Specification Vibing for Automated Program Repair

Large language model (LLM)-driven automated program repair (APR) has advanced rapidly, but most methods remain code-centric: they directly rewrite source code and thereby risk hallucinated, behaviorally inconsistent fixes. This limitation suggests the need for an alternative repair paradigm that relies on a representation more accessible to LLMs than raw code, enabling more accurate understanding, analysis, and alignment during repair. To address this gap, we propose VibeRepair, a specification-centric APR technique that treats repair as behavior-specification repair rather than ad-hoc code editing. VibeRepair first translates buggy code into a structured behavior specification that captures the program's intended runtime behavior, then infers and repairs specification misalignments, and finally synthesizes code strictly guided by the corrected behavior specification. An on-demand reasoning component enriches hard cases with program analysis and historical bug-fix evidence while controlling cost. Across Defects4J and real-world benchmarks and multiple LLMs, VibeRepair demonstrates consistently strong repair effectiveness with a significantly smaller patch space. On Defects4J v1.2, VibeRepair correctly repairs 174 bugs, exceeding the strongest state-of-the-art baseline by 28 bugs, which corresponds to a 19% improvement. On Defects4J v2.0, it repairs 178 bugs, outperforming prior approaches by 33 bugs, representing a 23% improvement. Evaluations on real-world benchmarks collected after the training period of selected LLMs further confirm its effectiveness and generalizability. By centering repair on explicit behavioral intent, VibeRepair reframes APR for the era of "vibe" coding: make the behavior sing, and the code will follow.

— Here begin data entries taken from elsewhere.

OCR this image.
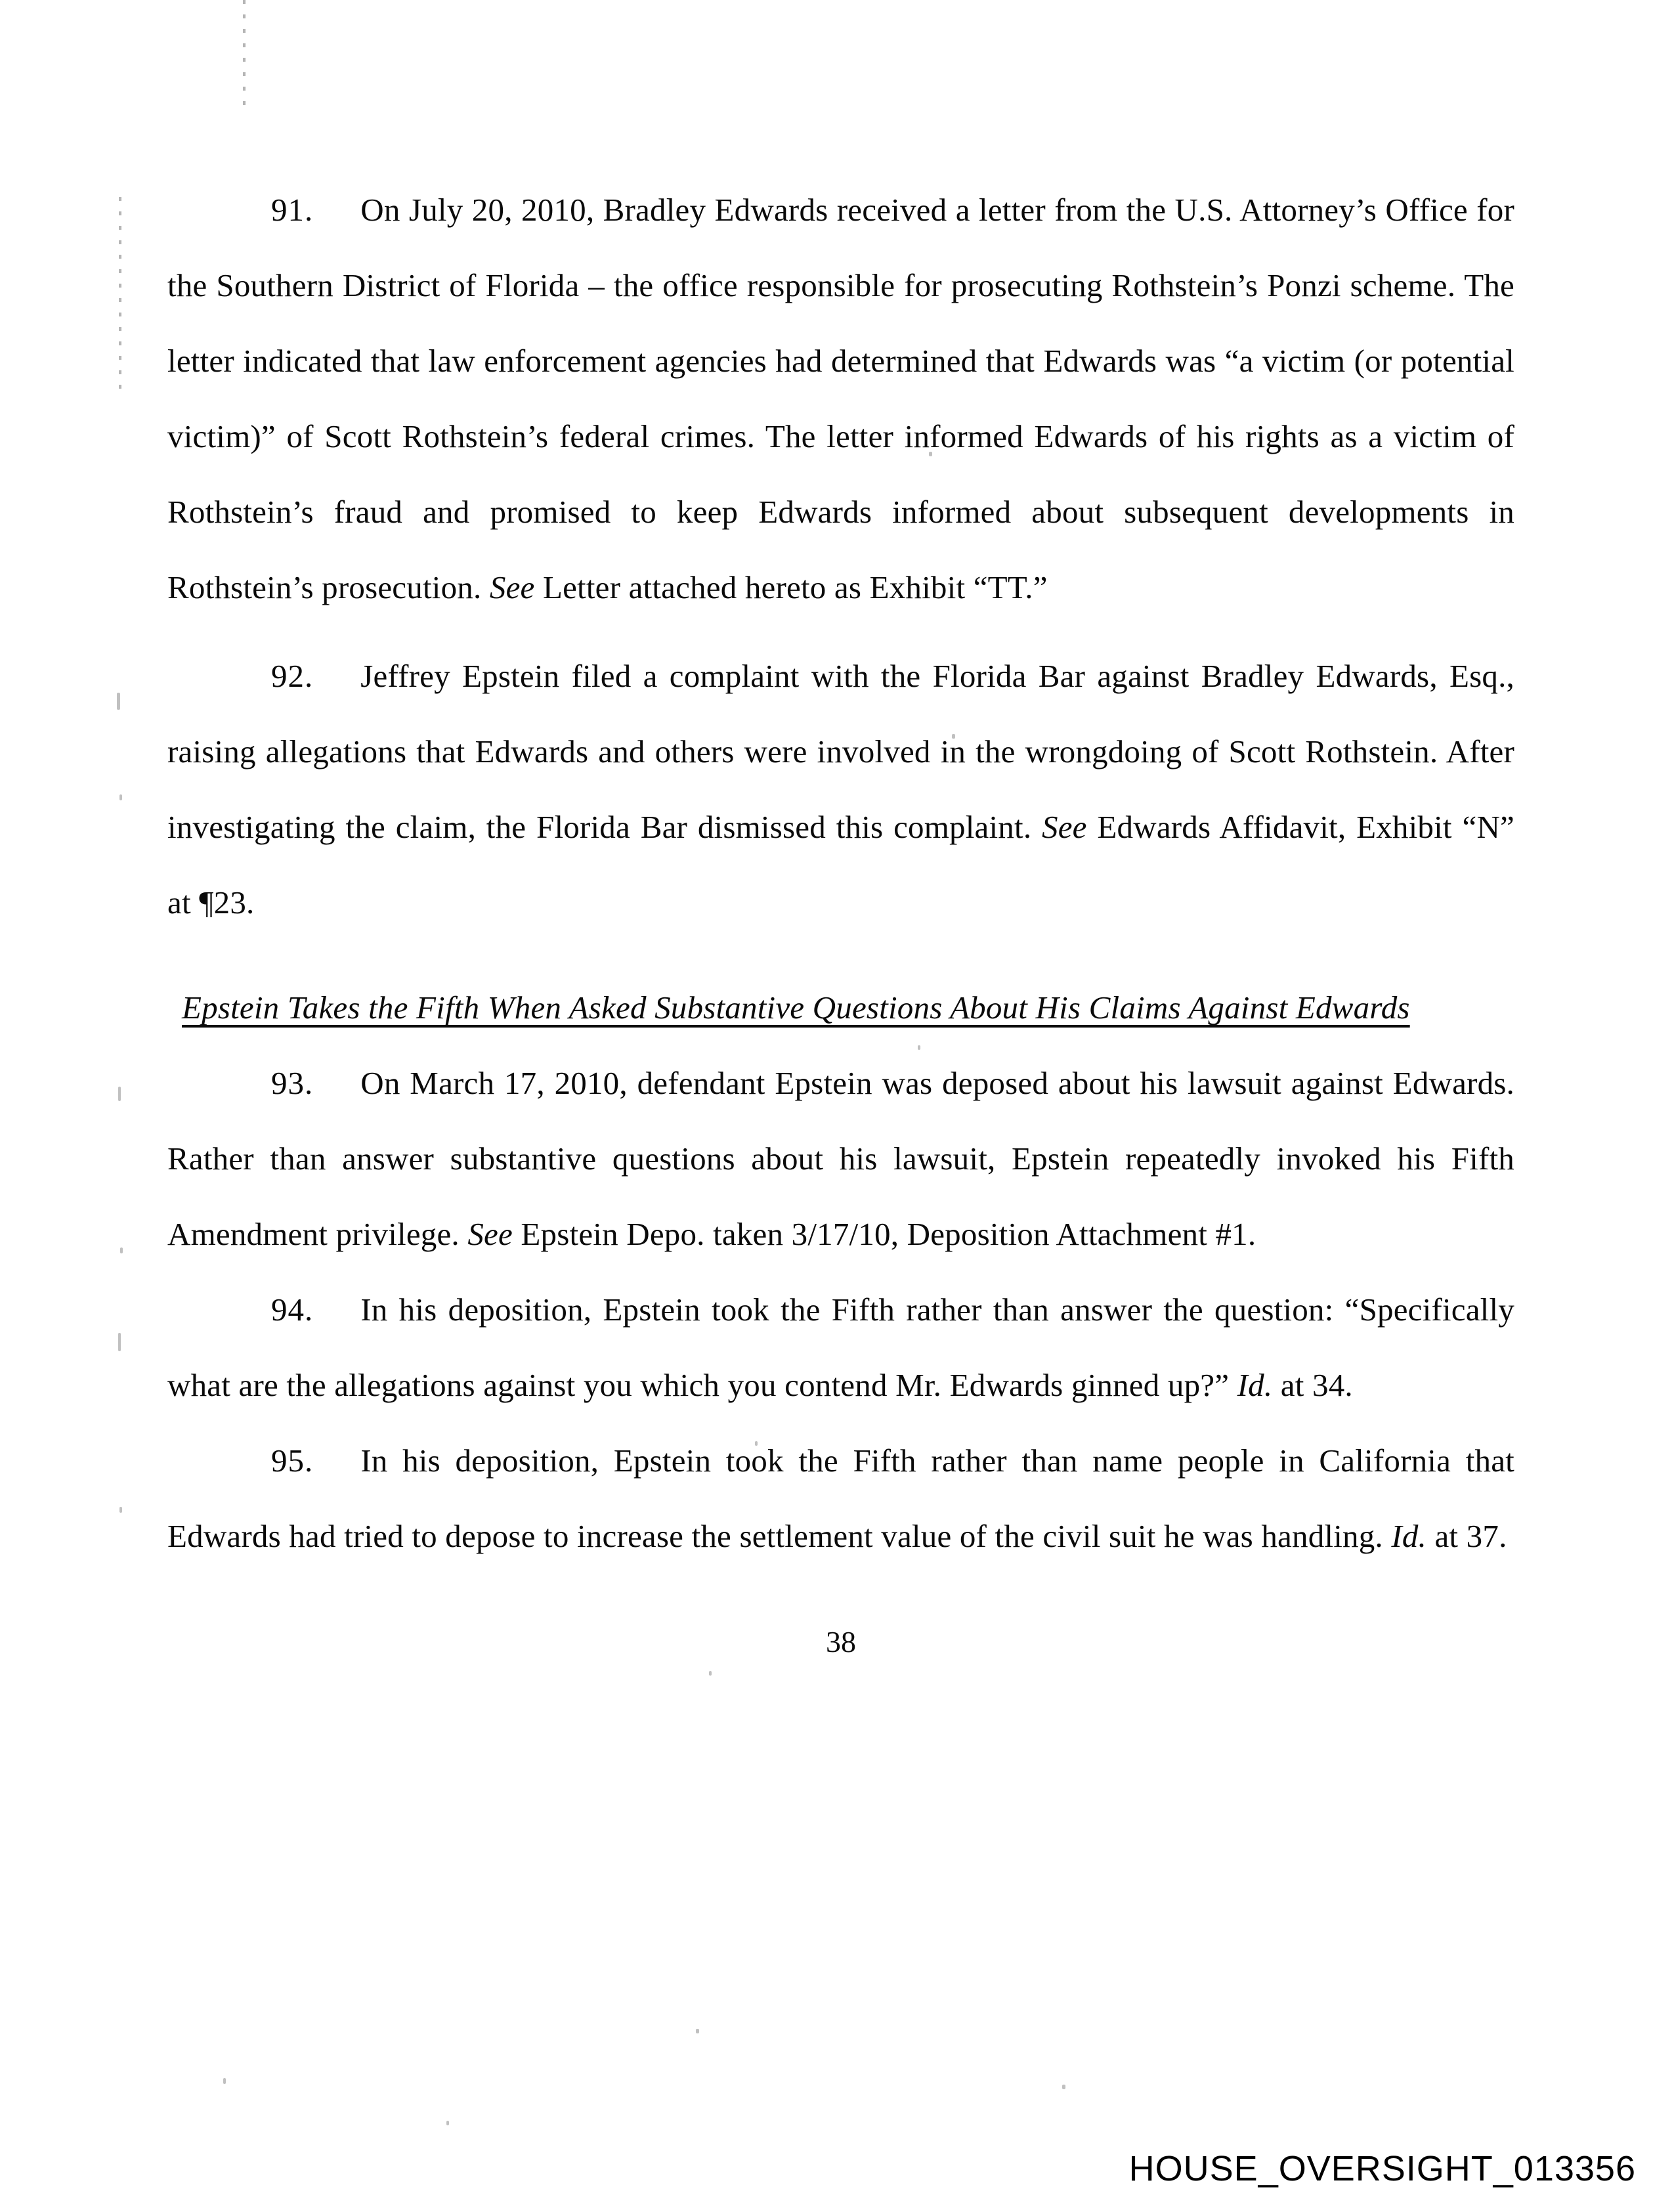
91. On July 20, 2010, Bradley Edwards received a letter from the U.S. Attorney’s Office for the Southern District of Florida – the office responsible for prosecuting Rothstein’s Ponzi scheme. The letter indicated that law enforcement agencies had determined that Edwards was “a victim (or potential victim)” of Scott Rothstein’s federal crimes. The letter informed Edwards of his rights as a victim of Rothstein’s fraud and promised to keep Edwards informed about subsequent developments in Rothstein’s prosecution. See Letter attached hereto as Exhibit “TT.”

92. Jeffrey Epstein filed a complaint with the Florida Bar against Bradley Edwards, Esq., raising allegations that Edwards and others were involved in the wrongdoing of Scott Rothstein. After investigating the claim, the Florida Bar dismissed this complaint. See Edwards Affidavit, Exhibit “N” at ¶23.

Epstein Takes the Fifth When Asked Substantive Questions About His Claims Against Edwards

93. On March 17, 2010, defendant Epstein was deposed about his lawsuit against Edwards. Rather than answer substantive questions about his lawsuit, Epstein repeatedly invoked his Fifth Amendment privilege. See Epstein Depo. taken 3/17/10, Deposition Attachment #1.

94. In his deposition, Epstein took the Fifth rather than answer the question: “Specifically what are the allegations against you which you contend Mr. Edwards ginned up?” Id. at 34.

95. In his deposition, Epstein took the Fifth rather than name people in California that Edwards had tried to depose to increase the settlement value of the civil suit he was handling. Id. at 37.

38
HOUSE_OVERSIGHT_013356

翻译：基于大语言模型（LLM）的自动程序修复（APR）技术发展迅速，但现有方法大多仍以代码为中心：它们直接重写源代码，因而存在产生幻觉式修复或行为不一致修复的风险。这一局限性表明，需要一种替代性的修复范式，该范式应依赖一种比原始代码更易于LLM理解的表示形式，从而在修复过程中实现更准确的理解、分析和对齐。为弥补这一不足，我们提出了VibeRepair，一种以规约为中心的APR技术，它将修复视为行为规约的修复，而非临时的代码编辑。VibeRepair首先将缺陷代码转换为结构化的行为规约，以捕捉程序的预期运行时行为；随后推断并修复规约中的不一致之处；最后，在修正后的行为规约的严格指导下合成代码。一个按需启用的推理组件通过程序分析和历史缺陷修复证据来增强对复杂案例的处理能力，同时控制成本。在Defects4J和现实世界基准测试以及多种LLM上的实验表明，VibeRepair始终展现出强大的修复有效性，且生成的补丁空间显著更小。在Defects4J v1.2上，VibeRepair正确修复了174个缺陷，比当前最强的基线方法多修复28个，相当于提升了19%。在Defects4J v2.0上，它修复了178个缺陷，优于先前方法33个，相当于提升了23%。在选定LLM训练周期后收集的现实世界基准测试上的评估进一步证实了其有效性和泛化能力。通过将修复的核心置于明确的行为意图上，VibeRepair为"氛围"编码时代的APR提供了新的框架：让行为先行，代码自会随之而来。